It gets complicated. It's essentially declarative, but order can still matter when a static if
introduces a new symbol. Aside from that, I don't believe that it ever matters, but as your example shows, when you introduce a new symbol in a static if
, and another static if
uses it, the order definitely can matter.
There has been some discussion recently about how to make it as consistent and intuitive as possible. So, particularly in corner cases, the situation may change in the near future. But I would expect that your example would continue to trigger the static assert
. The question is whether it will start to trigger the static assert
if you reverse the order of the static if
blocks, and I'm not sure that that's really been decided yet. The discussion on it in the compiler's newsgroup isn't entirely conclusive and a bit hard to follow IMHO, so I can't say for sure.
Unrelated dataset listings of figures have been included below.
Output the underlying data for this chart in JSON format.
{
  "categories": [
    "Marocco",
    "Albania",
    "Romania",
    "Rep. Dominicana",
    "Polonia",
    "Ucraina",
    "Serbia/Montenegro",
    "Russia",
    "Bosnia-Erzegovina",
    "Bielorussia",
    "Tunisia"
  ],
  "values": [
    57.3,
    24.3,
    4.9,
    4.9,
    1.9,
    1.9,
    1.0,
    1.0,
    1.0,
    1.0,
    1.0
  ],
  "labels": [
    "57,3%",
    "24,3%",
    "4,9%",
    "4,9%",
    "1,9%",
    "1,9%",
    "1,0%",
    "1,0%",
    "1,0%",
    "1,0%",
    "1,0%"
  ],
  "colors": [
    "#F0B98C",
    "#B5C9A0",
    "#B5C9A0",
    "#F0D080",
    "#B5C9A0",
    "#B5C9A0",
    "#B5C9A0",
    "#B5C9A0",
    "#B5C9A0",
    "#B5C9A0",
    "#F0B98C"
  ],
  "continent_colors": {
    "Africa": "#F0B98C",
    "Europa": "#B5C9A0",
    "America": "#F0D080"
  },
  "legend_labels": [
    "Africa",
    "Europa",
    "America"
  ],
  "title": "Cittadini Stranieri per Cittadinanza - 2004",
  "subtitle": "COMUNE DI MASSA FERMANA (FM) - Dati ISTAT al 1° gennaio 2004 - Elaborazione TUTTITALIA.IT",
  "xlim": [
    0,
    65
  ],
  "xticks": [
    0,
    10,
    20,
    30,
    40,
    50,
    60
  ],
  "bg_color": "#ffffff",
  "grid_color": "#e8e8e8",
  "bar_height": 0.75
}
But I expect that ordering will still matter in at least some cases which involve a static if
block introducing a new symbol.
EDIT:
This was recently posted by one of dmd's primary contributors:
At present, the order of compile-time evaluation is not defined; DMD
currently does it vaguely in lexical order but that is planned to
change in the near future. 'static if' and 'mixin' will be evaluated
in lexical order, before anything else is done. Afterwards,
everything else will be evaluated on-demand.
Apart from the "static if/mixin" pass, compilation can proceed in
parallel (though the current implementation doesn't yet do this) which
means there's no ordering (multiple items may complete compilation
simultaneously).
So, hopefully that clarifies things.